My experience is that ugh fields are invariably unfortunate in their effects. While it might indeed be useful to have a disgust reaction to candy or video games, the "ugh fields" seem not to be visceral disgust, but visceral, conditioned-pain-induced tendencies to cut off thought. Shadows you hide from in your own mind.

My experience is that the more ugh fields I can clear out, and the better I can get at not accumulating them, the more I can actually honestly think, can notice choices rather than just feeling stuck, and can find myself with energy to take on new projects. That is, there seems to be a general property of "having a clear mind" or "facing things" vs "hunkering down with willful tunnel vision lest I run into something painful", and allowing or clearing out an ugh field around an email or a broken conversation or whatever it is affects my overall state, not just that one area.
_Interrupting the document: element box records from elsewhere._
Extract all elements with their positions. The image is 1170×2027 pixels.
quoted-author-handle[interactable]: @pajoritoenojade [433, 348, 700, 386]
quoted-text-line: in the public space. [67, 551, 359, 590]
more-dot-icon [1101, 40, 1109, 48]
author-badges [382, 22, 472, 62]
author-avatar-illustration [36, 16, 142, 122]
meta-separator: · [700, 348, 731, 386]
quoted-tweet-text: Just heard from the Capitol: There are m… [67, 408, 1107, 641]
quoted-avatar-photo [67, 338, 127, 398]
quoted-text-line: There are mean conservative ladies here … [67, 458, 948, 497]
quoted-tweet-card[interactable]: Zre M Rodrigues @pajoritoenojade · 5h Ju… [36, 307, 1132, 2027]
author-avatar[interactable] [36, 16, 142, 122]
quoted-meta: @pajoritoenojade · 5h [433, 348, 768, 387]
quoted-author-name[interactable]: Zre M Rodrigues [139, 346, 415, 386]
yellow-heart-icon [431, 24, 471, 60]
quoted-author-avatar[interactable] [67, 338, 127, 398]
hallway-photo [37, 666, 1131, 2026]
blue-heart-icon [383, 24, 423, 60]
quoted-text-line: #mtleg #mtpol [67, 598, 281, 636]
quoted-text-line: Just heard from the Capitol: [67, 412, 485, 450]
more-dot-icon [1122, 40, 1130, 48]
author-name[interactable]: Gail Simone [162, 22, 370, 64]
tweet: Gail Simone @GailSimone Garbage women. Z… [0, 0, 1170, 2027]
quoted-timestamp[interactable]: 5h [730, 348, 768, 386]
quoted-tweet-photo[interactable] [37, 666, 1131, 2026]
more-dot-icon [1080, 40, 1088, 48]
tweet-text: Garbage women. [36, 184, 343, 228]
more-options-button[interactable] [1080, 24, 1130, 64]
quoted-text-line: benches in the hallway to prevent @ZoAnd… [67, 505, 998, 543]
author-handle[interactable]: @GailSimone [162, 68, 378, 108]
Comment author: pjeby 15 April 2010 12:42:16AM 5 points [-]

That is, there seems to be a general property of "having a clear mind" or "facing things" vs "hunkering down with willful tunnel vision lest I run into something painful",

Yep, that's pain or gain in a nutshell, and it's why I've said so very many times here that negative emotions cloud rational thinking in a way that positive emotions do not. And that, as soon as the negative emotions are out of the way, people tend to go, "Oh, I see what I should do now."

(The "ugh field" is a nice metaphor for describing those phenomena, though.)

Comment author: Nanani 15 April 2010 01:46:42AM 3 points [-]

While it might indeed be useful to have a disgust reaction to candy or video games, the "ugh fields" seem not to be visceral disgust, but visceral, conditioned-pain-induced tendencies to cut off thought.

In my experience, this only ever happens with a specific candy or game. For example, If I lose repeatedly and humiliatedly in an online game, I might develop an ugh field that ultimately prevents me from even thinking about popping on to play it, but the corresponding comfort activity is far more likely to be "play a different game" than "go study some math instead".

Comment author: Vladimir_Nesov 15 April 2010 09:40:51AM 1 point [-]

More generally, every bad phenomenon has fringe cases where it has positive instrumental value (unless it's an Unfriendly AI), but that doesn't invalidate the concept of bad phenomena.